The plant will remove more than 45,000 tonnes of west Wiltshire rubbish from landfill every year, and will include a £1m household recycling centre.

Alan Pardoe, chairman of Hills Group, who are county’s waste and recycling contractor, said: “We are delighted by today’s decision. This plant is a key element of Wiltshire’s overall war on waste and means that we can look forward to the day when at least 85 per cent of the county’s waste can be diverted from landfill. It adds up to a much more sustainable future.”

Wiltshire County Council’s operations service director Tracey Carter said: “The plan is to deliver 60,000 tonnes a year to the plant where it would go through a process of accelerated composting.

“The intention is to manufacture fuel from the output and Hills were negotiating to sell that fuel to the Lafarge cement works.

“Obviously the mothballing of Lafarge impacts on this contract so we are working with Hills to look at alternatives.”
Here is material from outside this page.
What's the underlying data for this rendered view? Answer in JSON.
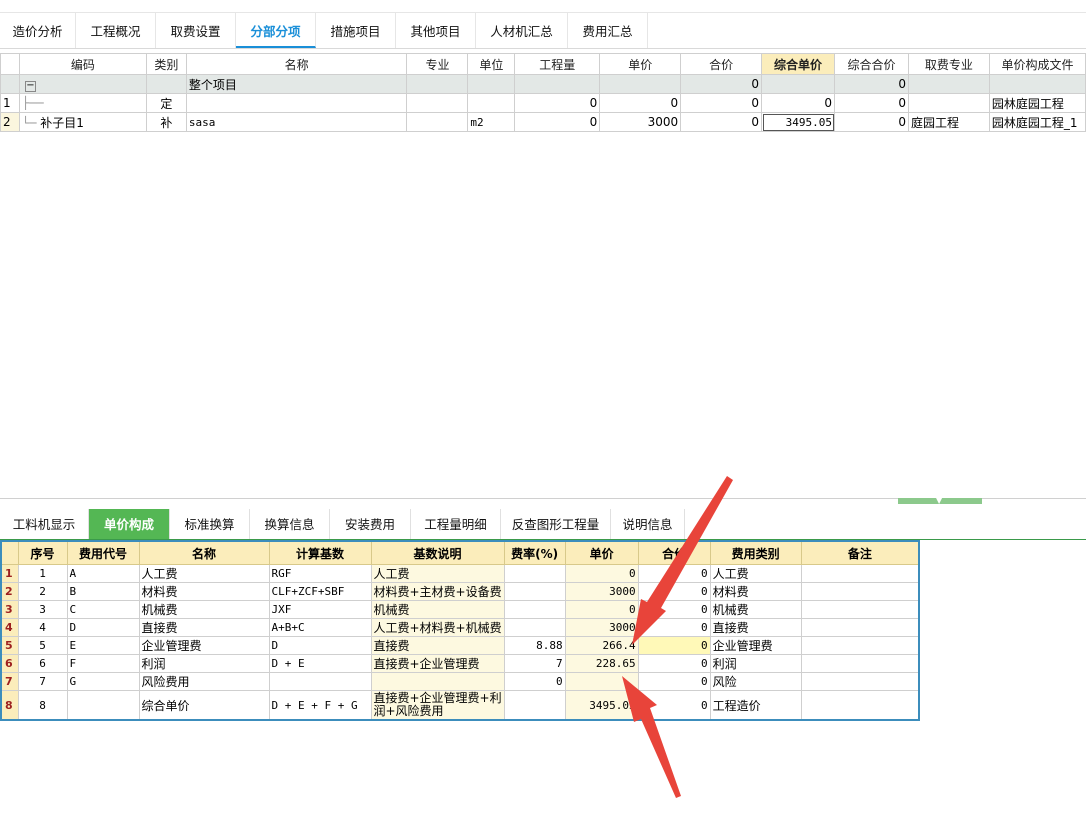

At the moment about 42 per cent of all household waste in Wiltshire is recycled, which puts Wiltshire in the top quarter of ‘green’ councils in the UK.

Wiltshire Council’s new director of environmental services, George Batten, said: “When you think that five, six or seven years ago recycling wasn’t really very big, that’s a huge amount now.”

All recyclable waste collected by Hills is currently taken to its plant at Lower Compton near Calne where it is put in bundles and shipped to different mills where it can be turned into a useable product. The new plant will mean an estimated saving of around 100,000 lorry miles, as west Wiltshire rubbish will no longer be transported to the Lower Compton site.

Hills Group hope the plant, which has been contested by nearby residents and businesses, will be operational by 2011.